Sometime ago, I made a post about why people should never be allowed to use a telephone. Today's will be about why some people should never be allowed access to a computer.
E-mail has been the bane of my existence since January 2007. That's when I started a hellacious 1 1/2 year stint handling tuition reimbursement for my office.
Handling tuition reimbursement, while looking good on my resume, put me on a road to almost complete obliteration. Because of the pervasive double standard that applies within my office, I was in a lose-lose situation when it came to e-mail.
Toddlerism is well entrenched and well represented within my office. What I'm about to show you for examples, is the end result of combining arrogance, poor communication skills and a strong sense of entitlement.
Now, not everyone that I deal with on a daily/weekly basis is a toddler when it comes to e-mail.

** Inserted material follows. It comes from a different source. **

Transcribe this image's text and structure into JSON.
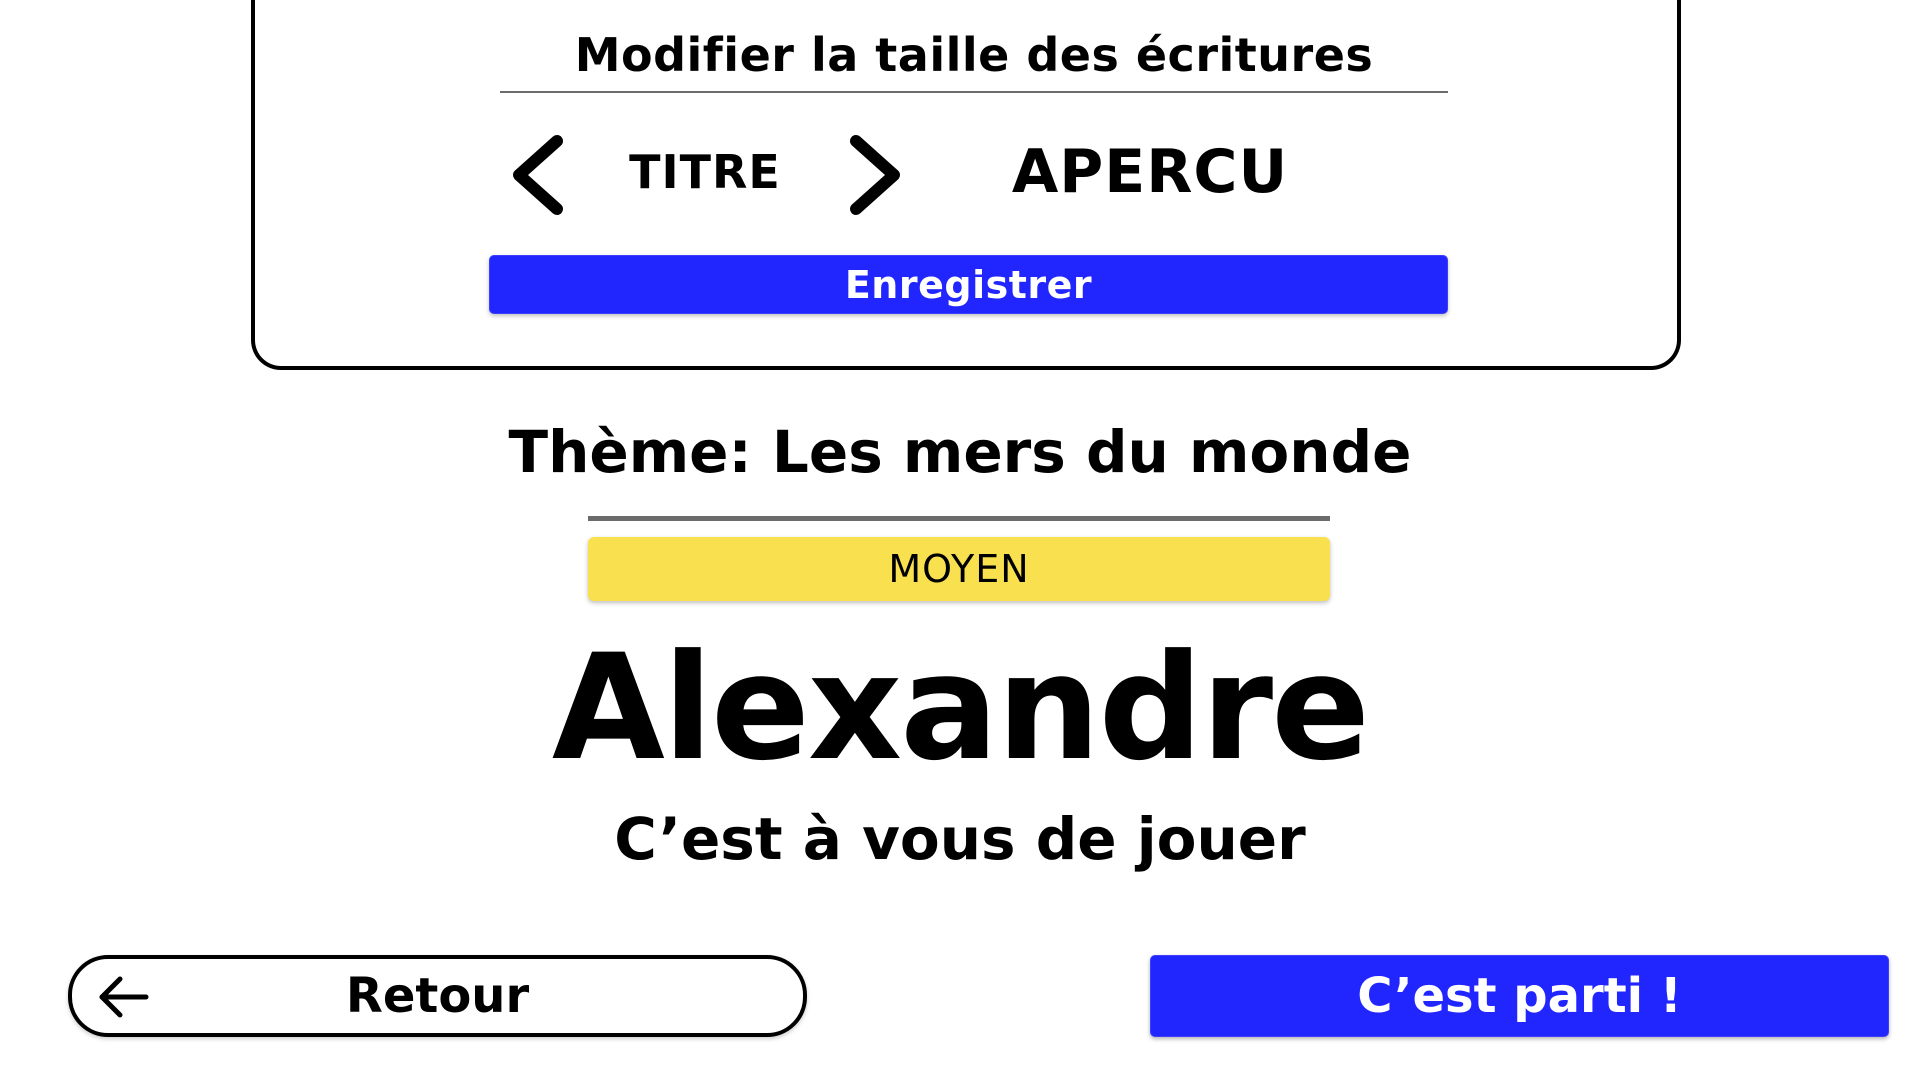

In fact, I can say about 95% of the work e-mail I get are brief, concise and to the point, which makes them a pleasure to deal with. It's the other 5% that has resulted in the following annoyances being inflicted on me:
a} A written reprimand that sat in my personal file for 18 months.
b} A verbal reprimand that is still in my file, along with having to attend a class on professionalism.
c} A strong lack of respect by upper management to the staff in payroll.
d} One poor job evaluation.
All of these things can be directly tied into the scourge known as e-mail. So without further ado, here are a few examples of why certain types of e-mails have caused me to have a sign hidden in my cube that says, "Don't Answer Stupid Staff's Stupid Questions First Thing In The Morning".
1. Demand that I do something, then getting upset when I say no. Click on point "c" for complete details.
2. Not liking my original answer, so they spend the next few e-mails rephrasing the question in order to get me to change my answer. Union reps are notorious for this. They firmly believe that a labor contract is good only when it agrees with their point of view, bad when it doesn't. I can't tell you how many times that I quote lengthy sections of labor contracts (I know four of them like the back of my hand) to them, only for them to turn around and say, "Yeah, but...."
3. Not liking my answer, so they bring in other people to ask the exact same question and still getting the exact same answer. This was especially infuriating because this usually was asked when certain people were getting their tuition reimbursement before others. This aggravation lead directly to all four points listed above, including the links. Note: Never, ever add on the following tag--Do I make myself clear, crystal or otherwise?
4. Responding to an e-mail that I sent to you six months ago, asking the same stupid question that I answered six months ago in that e-mail. Self explanatory.
5. Your e-mail is as clear as mud. Really, do you have problems explaining your point in under 50 words? Or do you have a problem stringing nouns, verbs, adverbs and adjectives together in order to get your point across? Or is it a combination of both?
And finally, one of my personal all time favorites.
6. Retrieving an old e-mail from a year ago and asking me a completely different question, because you're too lazy to spend fifteen seconds creating a new e-mail. Self explanatory.
In conclusion, so long as I stay in my current dead end job (and from the looks of the labor agreements worked out between the unions and the Governor's office, I ain't going anywhere, any time soon), my work e-mail will continue to be a major thorn in my side and a impediment to a harmonious cubicle existence.